Game Review - The Seafarers of Catan by Klaus Teuber


The Seafarers of Catan, Klaus Teuber, Kosmos/Mayfair, 1997/1999.

Like The Settlers of Catan (aka "Settlers"), The Seafarers of Catan (aka "Seafarers") is an enjoyable board game of occupying land, collecting income, and expanding your settlements and towns until victory. For me the most appealing part of the game is the random placement of board tiles and the variety of choices players make as the co-inhabit the board. Seafahrers expands on these enjoyable themes without destroying or radically changing the original playabilty of the game.
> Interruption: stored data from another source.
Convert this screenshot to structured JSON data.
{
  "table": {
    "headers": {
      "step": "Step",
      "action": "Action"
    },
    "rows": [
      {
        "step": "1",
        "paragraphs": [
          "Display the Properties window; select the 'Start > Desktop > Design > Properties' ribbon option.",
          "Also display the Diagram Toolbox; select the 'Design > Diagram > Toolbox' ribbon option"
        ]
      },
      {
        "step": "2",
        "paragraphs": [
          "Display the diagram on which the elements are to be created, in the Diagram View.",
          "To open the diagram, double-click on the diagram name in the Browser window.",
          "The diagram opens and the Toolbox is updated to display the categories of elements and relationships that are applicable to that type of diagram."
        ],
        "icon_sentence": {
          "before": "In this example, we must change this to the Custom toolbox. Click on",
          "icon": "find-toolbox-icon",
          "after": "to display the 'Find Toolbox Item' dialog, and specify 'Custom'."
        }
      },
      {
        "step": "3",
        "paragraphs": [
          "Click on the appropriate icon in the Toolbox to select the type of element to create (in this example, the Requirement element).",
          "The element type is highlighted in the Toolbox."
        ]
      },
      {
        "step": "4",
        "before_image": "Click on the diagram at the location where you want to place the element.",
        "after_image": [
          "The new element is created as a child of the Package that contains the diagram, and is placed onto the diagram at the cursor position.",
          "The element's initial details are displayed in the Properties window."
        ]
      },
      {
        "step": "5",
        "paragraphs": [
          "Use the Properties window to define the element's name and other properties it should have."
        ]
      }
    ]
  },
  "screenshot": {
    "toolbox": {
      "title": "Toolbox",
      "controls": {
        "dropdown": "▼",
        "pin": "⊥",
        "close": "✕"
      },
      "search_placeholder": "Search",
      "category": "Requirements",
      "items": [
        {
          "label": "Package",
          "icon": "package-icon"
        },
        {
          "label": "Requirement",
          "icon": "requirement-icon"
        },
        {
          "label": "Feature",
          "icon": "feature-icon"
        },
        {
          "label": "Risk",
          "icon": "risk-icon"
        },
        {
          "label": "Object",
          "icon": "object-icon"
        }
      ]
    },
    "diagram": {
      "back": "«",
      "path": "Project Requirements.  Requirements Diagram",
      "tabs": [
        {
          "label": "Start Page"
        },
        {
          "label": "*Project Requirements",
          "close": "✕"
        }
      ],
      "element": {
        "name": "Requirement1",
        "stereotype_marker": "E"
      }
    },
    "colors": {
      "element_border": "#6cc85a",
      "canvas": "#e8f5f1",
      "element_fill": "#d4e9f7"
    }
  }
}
Courtesy of Funagain Games
In fact the only changes to the original game are changes in degree and not changes in kind. First of all, Seafarers provides 24 additional tiles, half of which are water, and adds rules and scenarios for a nearly infinite variety of board configurations. The most obvious change from the original circular board is the notion of disconnected islands that must be reached by ships to be inhabitated. A new type of hex, the gold hex, expands on the original game by producing an income of the player's choosing, modelling the fact that gold can be easily converted into any of the other commodities. Also, harbors which were originally printed on the hex tile are now given their own die-cut token and may be placed on top of any water hex. Fourteen cardboard edge pieces which interlock in a jigsaw puzzle fashion are given to hold the new board shapes together.
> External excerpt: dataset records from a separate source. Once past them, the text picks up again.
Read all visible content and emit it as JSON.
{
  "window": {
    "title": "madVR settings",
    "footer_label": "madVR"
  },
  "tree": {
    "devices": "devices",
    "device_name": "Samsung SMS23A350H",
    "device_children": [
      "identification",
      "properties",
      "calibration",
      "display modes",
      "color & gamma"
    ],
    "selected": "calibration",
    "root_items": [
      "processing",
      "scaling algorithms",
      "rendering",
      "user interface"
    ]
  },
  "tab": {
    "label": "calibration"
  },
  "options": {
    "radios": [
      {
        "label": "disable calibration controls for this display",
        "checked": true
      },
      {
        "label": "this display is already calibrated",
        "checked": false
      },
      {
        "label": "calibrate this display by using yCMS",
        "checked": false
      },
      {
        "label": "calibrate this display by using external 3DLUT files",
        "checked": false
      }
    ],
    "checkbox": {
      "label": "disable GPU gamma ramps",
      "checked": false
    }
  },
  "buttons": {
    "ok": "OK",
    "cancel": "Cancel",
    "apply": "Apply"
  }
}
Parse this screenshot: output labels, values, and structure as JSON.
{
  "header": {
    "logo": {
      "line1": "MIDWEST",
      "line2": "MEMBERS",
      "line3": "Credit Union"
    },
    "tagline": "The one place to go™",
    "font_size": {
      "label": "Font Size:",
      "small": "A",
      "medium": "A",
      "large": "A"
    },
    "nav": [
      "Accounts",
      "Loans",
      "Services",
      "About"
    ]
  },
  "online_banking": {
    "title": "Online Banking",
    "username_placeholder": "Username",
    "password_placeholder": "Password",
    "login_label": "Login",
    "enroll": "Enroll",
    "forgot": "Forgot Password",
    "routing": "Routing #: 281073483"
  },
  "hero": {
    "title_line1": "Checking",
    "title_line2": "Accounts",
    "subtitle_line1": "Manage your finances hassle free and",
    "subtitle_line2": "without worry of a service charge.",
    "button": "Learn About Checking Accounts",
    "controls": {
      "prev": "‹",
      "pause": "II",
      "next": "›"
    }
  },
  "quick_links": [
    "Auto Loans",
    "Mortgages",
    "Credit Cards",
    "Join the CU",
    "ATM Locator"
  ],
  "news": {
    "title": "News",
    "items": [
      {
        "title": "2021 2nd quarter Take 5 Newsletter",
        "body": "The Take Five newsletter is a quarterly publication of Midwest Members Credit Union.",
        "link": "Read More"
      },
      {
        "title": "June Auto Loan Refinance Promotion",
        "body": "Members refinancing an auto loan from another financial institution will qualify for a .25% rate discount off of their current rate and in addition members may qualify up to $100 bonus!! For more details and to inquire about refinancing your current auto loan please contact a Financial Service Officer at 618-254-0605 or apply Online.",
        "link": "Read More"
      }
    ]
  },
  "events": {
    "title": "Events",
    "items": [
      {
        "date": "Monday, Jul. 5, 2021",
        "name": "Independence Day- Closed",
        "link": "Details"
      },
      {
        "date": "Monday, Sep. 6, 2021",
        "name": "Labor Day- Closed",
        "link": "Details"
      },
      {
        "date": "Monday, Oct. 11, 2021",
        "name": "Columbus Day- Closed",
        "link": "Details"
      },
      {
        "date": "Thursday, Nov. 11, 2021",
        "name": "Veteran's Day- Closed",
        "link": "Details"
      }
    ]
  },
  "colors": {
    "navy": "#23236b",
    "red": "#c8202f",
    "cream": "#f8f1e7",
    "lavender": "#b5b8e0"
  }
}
The second major rules expansion is the notion of ships. Ships cost one wool and one lumber card each and function for the most part as water-bound roads. These ships help you reach and settle new islands, and they also help you win the "Longest Trade Route" bonus having a cumulative effect with the roads they connect. Unlike roads, any ship line which is unanchored by settlements at both ends may move the lead ship one edge per turn.
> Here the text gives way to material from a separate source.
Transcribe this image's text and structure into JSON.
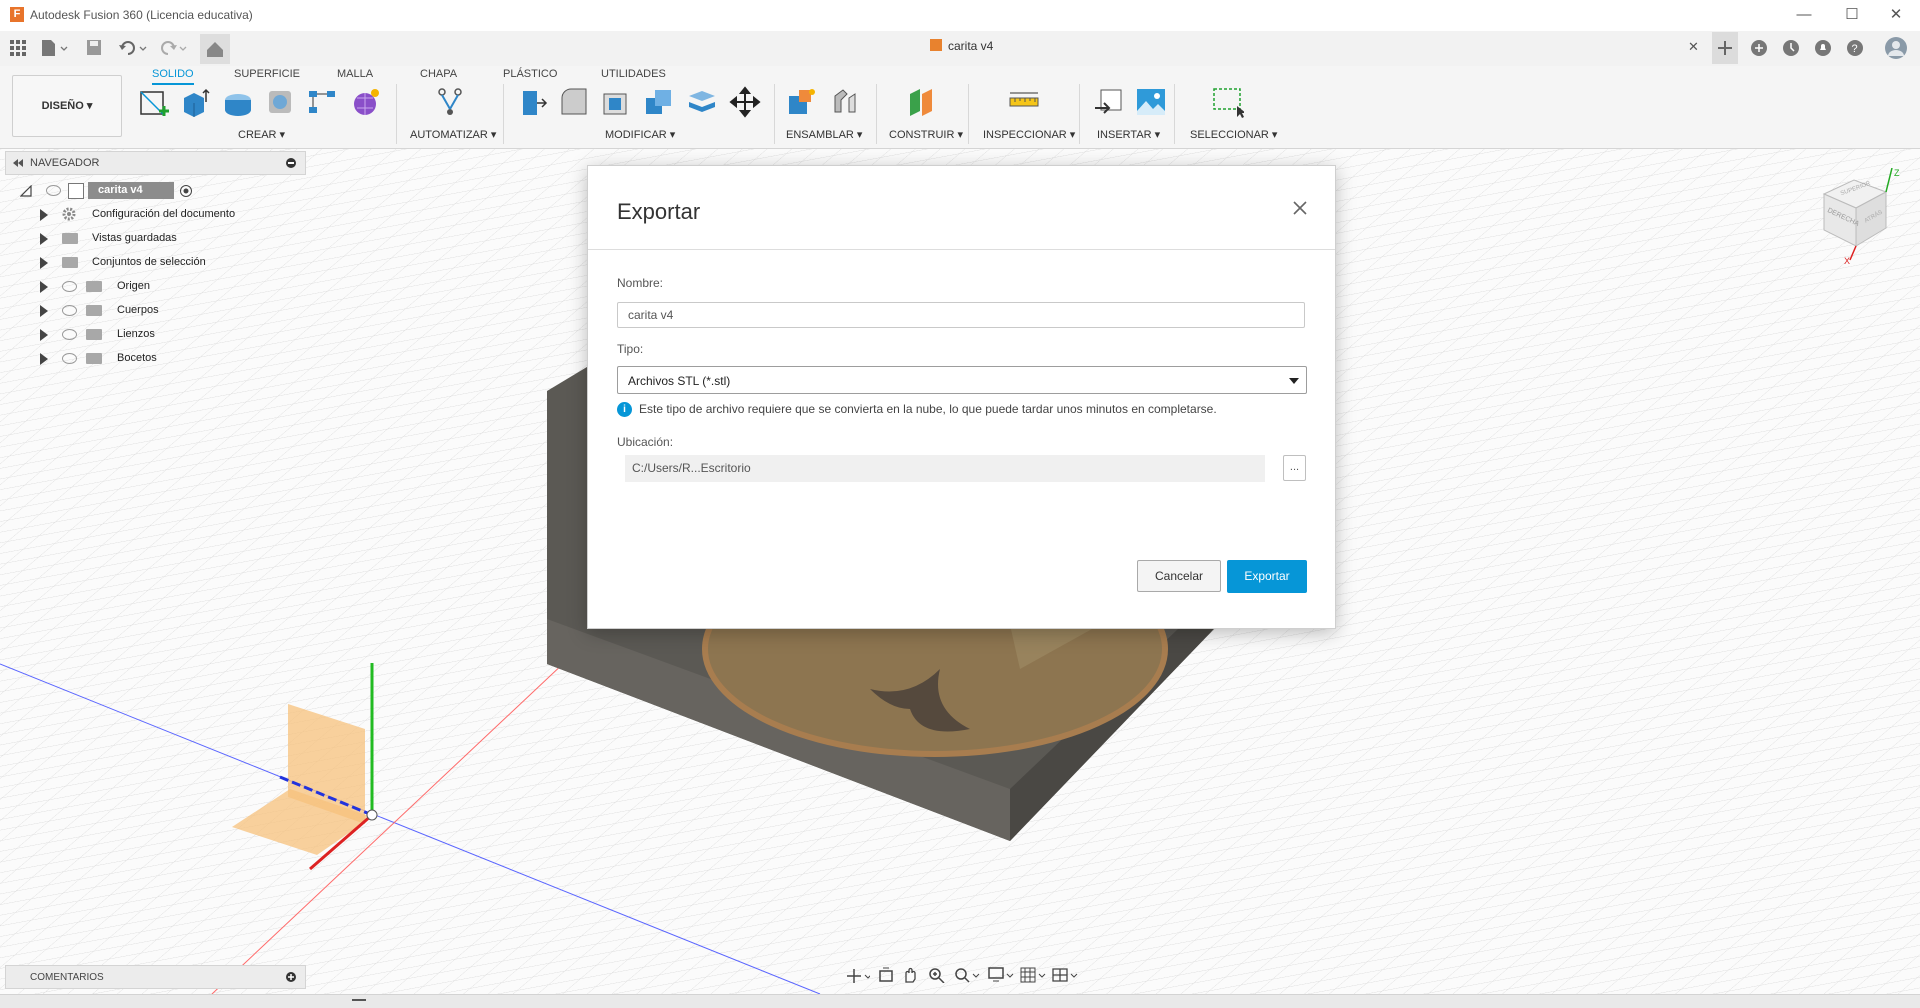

Lastly, a black Pirate ship ravages the sea, similar to the Robber Baron. On a roll of "7" a player may move the Pirate instead of the Robber and steal a commodity from an adjacent ship.

Other than these rule additions, the rules book contains 24 pages of well-illustrated scenarios to try with 2 to 4 players. Again, the game has not been changed in kind, but rather expanded upon. Those who enjoy the original Settlers game certainly will enjoy the new expansion which will add variety and spice the the game. I heartily recommend and enjoy this game as a well done Settlers expansion.

Now having gushed about the playability of this game, let me get a bit critical about the marketing and release of this game. First of all, Mayfair markets this game as "third edition compatible" which means the tile artwork and playing piece colors (white, red, blue, and orangy-yellow) match their edition of Settlers. Owners of the German imports and the earlier Mayfair editions will have an artwork mismatch and a different color set. I wish Mayfair were a little more foresighted in their release and had settled on artwork and color sets before issuing any edition of The Settlers of Catan.

A second gripe is the release timing of Seafarers. The German edition and its 5-6 player expansion had been released over a year ago. Why does it take Mayfair a year to issue this game when we see the likes of Rio Grande Game producing simultaneous releases? If Mayfair doesn't get their act together I think they will see the German manufacturers opting for a faster U.S. distributor in the future.

Lastly, what is up with the pricing of this game? $35 is a steep price for the set of tiles and wood pieces you get. I imagine they shortly will gouge us again when they release the 5-6 player explansion for Seafarers. If Mayfair really wanted to do Settlers players a favor, they should offer the hex tiles and playing pieces seperately. I would love to call up and order odd lots of hex tiles and have a gazillion extras for longer games. Also, a catalog of 20 playing piece sets in varying colors would be great for variety, visiting tournaments, and the problem of what to do when the dog munches one of the ships. The rules mention that additional sets are available for $5.50, but there is no mention of this on the Mayfair Games web page.

So, to summarize, a highly enjoyable and playable expansion to the original Settlers game, and gripes and warnings to the U.S. distributor of the game. I recommend this game to all Settlers players.